You know what? As somebody who is young—and I probably look much younger than I am; for the record, I'm 31, but everyone thinks I'm in my young twenties—I personally am disgusted with politics, the environment, what it's about. It's more adversarial. It's about fighting each other. It's about making people look bad, which is not what I was raised to believe or how to treat people.
From my experiences down in the States with bullying, it's horrible. It's one of the reasons I moved back up here, because I grew up here, because I don't have that environment, because people of the north and in Canada just don't seem to be that superficial or that vain. Politics has become almost this showboat: how can we make the other candidate look as bad as we possibly can to get people to distrust them; how can we get people to disassociate in their minds that this is a trustworthy person?

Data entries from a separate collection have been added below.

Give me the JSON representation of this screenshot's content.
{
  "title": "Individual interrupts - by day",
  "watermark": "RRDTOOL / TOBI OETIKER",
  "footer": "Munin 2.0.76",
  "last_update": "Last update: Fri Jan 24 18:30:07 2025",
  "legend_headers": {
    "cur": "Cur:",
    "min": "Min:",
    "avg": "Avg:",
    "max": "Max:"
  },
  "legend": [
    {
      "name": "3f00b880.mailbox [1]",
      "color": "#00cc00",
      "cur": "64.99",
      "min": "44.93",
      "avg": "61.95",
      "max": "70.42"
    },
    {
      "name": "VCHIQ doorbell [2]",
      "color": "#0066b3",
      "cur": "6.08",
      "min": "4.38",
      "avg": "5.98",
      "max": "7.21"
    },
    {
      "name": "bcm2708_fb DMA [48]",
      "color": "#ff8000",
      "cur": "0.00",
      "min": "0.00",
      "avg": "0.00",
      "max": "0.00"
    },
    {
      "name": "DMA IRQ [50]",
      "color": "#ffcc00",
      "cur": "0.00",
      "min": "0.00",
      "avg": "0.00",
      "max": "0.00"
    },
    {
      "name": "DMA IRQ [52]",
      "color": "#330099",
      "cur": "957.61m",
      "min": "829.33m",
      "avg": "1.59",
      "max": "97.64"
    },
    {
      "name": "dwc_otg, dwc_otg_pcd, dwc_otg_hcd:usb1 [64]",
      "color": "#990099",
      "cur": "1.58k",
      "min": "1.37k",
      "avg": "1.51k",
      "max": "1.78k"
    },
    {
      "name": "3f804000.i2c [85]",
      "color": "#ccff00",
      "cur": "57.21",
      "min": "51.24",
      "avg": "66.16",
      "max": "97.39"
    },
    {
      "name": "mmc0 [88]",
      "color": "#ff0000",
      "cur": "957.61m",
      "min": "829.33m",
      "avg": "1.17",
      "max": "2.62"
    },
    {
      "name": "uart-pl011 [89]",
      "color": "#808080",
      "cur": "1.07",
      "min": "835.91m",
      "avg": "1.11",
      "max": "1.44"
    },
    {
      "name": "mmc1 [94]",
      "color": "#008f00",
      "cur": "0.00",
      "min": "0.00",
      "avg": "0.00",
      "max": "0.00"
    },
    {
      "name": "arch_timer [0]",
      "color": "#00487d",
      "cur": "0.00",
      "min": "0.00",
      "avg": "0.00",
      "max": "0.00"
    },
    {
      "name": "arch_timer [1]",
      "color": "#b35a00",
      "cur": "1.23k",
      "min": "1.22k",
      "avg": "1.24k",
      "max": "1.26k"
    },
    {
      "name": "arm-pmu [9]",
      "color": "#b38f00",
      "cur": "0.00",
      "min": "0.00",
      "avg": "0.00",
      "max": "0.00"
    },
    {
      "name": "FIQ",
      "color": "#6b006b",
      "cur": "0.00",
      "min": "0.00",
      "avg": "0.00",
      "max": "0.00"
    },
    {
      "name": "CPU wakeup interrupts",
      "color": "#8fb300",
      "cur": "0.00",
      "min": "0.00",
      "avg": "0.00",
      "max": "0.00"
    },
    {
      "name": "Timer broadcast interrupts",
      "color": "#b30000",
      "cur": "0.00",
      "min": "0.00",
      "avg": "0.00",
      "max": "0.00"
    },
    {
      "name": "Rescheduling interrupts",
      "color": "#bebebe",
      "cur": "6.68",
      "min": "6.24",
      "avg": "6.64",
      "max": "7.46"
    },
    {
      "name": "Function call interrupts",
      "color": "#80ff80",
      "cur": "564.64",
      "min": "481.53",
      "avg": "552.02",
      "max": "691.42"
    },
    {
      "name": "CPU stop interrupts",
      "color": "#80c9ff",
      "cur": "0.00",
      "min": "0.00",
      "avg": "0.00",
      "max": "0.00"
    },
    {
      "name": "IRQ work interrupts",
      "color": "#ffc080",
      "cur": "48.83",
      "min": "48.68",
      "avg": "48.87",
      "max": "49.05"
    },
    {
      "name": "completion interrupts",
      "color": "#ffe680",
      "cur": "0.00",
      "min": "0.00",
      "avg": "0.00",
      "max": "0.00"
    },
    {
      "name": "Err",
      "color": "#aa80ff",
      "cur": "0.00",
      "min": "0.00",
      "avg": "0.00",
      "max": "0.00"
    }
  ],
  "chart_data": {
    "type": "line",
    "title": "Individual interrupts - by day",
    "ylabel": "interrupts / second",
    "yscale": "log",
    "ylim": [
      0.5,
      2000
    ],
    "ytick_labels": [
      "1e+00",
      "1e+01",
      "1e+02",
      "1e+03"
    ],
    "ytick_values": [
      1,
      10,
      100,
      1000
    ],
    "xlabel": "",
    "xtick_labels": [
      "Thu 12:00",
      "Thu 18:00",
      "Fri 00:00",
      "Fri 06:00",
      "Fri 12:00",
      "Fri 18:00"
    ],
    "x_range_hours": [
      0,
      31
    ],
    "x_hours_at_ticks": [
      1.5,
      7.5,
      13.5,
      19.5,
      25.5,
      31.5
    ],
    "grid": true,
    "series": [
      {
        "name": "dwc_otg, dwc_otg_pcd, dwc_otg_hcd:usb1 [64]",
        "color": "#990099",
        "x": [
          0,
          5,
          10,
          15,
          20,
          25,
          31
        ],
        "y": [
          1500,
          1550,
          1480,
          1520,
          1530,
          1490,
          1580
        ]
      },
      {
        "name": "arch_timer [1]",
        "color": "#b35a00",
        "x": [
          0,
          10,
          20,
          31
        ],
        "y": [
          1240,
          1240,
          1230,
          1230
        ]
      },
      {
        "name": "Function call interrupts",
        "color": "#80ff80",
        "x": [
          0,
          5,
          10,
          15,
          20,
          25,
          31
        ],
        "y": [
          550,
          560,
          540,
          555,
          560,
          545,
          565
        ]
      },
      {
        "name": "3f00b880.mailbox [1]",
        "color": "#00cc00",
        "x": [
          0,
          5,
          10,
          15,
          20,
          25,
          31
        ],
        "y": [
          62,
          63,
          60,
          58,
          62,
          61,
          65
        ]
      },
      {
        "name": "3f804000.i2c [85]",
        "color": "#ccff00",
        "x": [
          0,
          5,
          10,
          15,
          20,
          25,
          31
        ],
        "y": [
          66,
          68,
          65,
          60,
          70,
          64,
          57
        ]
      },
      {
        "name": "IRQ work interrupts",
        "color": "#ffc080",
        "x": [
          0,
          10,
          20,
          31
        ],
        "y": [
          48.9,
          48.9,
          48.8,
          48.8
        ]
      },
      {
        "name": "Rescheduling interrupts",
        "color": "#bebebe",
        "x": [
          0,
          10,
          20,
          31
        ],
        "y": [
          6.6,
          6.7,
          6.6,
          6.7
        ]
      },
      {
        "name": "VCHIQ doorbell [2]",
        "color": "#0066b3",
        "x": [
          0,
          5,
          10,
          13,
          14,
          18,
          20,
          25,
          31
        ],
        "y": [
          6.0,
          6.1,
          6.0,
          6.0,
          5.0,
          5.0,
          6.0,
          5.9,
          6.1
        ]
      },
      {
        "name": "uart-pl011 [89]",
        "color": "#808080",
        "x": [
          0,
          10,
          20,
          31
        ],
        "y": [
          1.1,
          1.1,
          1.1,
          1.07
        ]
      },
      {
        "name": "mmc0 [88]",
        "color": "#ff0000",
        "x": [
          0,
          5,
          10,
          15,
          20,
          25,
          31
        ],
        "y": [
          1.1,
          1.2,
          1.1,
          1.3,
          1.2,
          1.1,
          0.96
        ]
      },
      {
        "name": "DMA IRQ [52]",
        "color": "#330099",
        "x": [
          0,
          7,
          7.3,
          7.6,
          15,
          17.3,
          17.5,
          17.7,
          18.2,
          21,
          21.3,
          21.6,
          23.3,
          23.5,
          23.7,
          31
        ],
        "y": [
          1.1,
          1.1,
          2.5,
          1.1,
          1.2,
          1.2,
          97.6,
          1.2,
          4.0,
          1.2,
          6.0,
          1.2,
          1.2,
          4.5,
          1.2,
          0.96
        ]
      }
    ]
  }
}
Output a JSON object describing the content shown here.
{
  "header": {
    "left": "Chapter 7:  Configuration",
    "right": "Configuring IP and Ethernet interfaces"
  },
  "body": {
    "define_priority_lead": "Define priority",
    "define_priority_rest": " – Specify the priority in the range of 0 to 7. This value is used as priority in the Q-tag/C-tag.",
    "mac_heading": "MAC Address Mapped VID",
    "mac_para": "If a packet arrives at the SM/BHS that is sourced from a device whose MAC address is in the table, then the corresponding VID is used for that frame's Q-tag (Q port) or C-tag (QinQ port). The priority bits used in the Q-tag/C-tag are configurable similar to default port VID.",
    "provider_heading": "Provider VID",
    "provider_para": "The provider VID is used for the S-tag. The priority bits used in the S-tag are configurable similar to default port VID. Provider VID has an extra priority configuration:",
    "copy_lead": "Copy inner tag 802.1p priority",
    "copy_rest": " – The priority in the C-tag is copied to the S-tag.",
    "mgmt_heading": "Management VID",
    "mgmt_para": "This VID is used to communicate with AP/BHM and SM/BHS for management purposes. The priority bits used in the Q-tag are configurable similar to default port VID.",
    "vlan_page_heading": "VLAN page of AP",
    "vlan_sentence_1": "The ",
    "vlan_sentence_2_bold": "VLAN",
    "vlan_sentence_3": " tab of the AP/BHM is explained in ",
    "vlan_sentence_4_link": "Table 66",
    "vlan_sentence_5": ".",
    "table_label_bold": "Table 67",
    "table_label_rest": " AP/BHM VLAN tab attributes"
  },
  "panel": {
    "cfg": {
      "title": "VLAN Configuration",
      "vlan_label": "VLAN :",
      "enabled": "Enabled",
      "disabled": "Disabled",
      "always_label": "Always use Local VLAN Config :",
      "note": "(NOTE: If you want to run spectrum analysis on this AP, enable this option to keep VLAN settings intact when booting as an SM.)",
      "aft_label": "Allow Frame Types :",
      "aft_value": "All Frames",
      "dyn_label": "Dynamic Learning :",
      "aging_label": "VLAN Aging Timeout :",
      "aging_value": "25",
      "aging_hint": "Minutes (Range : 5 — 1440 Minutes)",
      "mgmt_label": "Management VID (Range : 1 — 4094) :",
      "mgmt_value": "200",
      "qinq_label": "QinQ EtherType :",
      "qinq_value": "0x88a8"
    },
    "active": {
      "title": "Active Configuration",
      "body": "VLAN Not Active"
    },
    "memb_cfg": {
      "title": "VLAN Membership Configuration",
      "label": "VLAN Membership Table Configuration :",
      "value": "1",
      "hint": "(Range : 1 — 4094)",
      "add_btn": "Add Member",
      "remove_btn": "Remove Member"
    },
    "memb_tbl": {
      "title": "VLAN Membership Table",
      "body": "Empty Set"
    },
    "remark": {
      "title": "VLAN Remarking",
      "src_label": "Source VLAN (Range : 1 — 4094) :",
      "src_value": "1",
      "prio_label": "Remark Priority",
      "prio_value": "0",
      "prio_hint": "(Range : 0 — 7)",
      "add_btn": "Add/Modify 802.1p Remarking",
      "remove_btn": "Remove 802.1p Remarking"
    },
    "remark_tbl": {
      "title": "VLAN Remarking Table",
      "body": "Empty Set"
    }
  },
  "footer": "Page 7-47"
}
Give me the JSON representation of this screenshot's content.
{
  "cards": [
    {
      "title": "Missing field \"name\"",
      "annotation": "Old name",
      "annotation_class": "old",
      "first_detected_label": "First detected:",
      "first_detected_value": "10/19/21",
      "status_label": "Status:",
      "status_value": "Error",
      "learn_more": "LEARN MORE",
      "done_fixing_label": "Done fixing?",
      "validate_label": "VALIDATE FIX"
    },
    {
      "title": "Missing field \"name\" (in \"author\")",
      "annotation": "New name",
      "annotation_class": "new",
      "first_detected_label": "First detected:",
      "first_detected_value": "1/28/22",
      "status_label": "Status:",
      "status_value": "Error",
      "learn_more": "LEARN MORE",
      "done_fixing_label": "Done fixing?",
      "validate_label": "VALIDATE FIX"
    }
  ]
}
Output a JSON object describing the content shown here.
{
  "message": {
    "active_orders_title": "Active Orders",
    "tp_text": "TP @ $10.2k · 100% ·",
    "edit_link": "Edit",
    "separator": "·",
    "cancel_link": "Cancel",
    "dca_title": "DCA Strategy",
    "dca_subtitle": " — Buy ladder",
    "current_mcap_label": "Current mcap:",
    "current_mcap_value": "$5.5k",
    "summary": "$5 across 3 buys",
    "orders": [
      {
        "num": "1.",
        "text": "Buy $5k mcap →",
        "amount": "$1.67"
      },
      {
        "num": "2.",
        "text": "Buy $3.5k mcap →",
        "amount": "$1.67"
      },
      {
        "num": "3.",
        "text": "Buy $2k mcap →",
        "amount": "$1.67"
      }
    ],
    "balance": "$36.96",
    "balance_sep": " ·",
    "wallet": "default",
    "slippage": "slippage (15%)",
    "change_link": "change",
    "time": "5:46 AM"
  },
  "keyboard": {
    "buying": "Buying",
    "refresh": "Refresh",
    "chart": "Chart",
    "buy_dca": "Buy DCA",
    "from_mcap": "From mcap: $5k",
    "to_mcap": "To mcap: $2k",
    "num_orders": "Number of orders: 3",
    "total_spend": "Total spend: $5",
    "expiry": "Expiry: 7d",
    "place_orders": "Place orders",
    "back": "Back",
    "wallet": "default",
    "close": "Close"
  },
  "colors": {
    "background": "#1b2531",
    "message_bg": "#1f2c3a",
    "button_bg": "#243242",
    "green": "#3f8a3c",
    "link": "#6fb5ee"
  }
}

The amount of negative psychology that goes into campaigns that has seeped in from American politics is absolutely disgusting. The psychologists and the doctors who work within the other side of the spectrum to deceive, to manipulate, and to change people's minds use psychological tactics. I won't go into detail about it, but it's disgusting. Is that the kind of example that we want to set for our youth?
When we look at the U.S. and we look at the negative attack ads against Trump, they come out saying, “Is this somebody that we want our children to look up to?” As elected MPs, however you decided to run your campaign, if you run a negative campaign against other candidates, well, is that how you want your children and the youth of today to do their campaigns? Or do you want to promote a culture of working together and collaboration that is based upon the principles, the foundations of some of the very first people who walked on the land that we know as Canada. The reason that they survived for as long as they have in such remote, desolate conditions is that they worked together, simply put.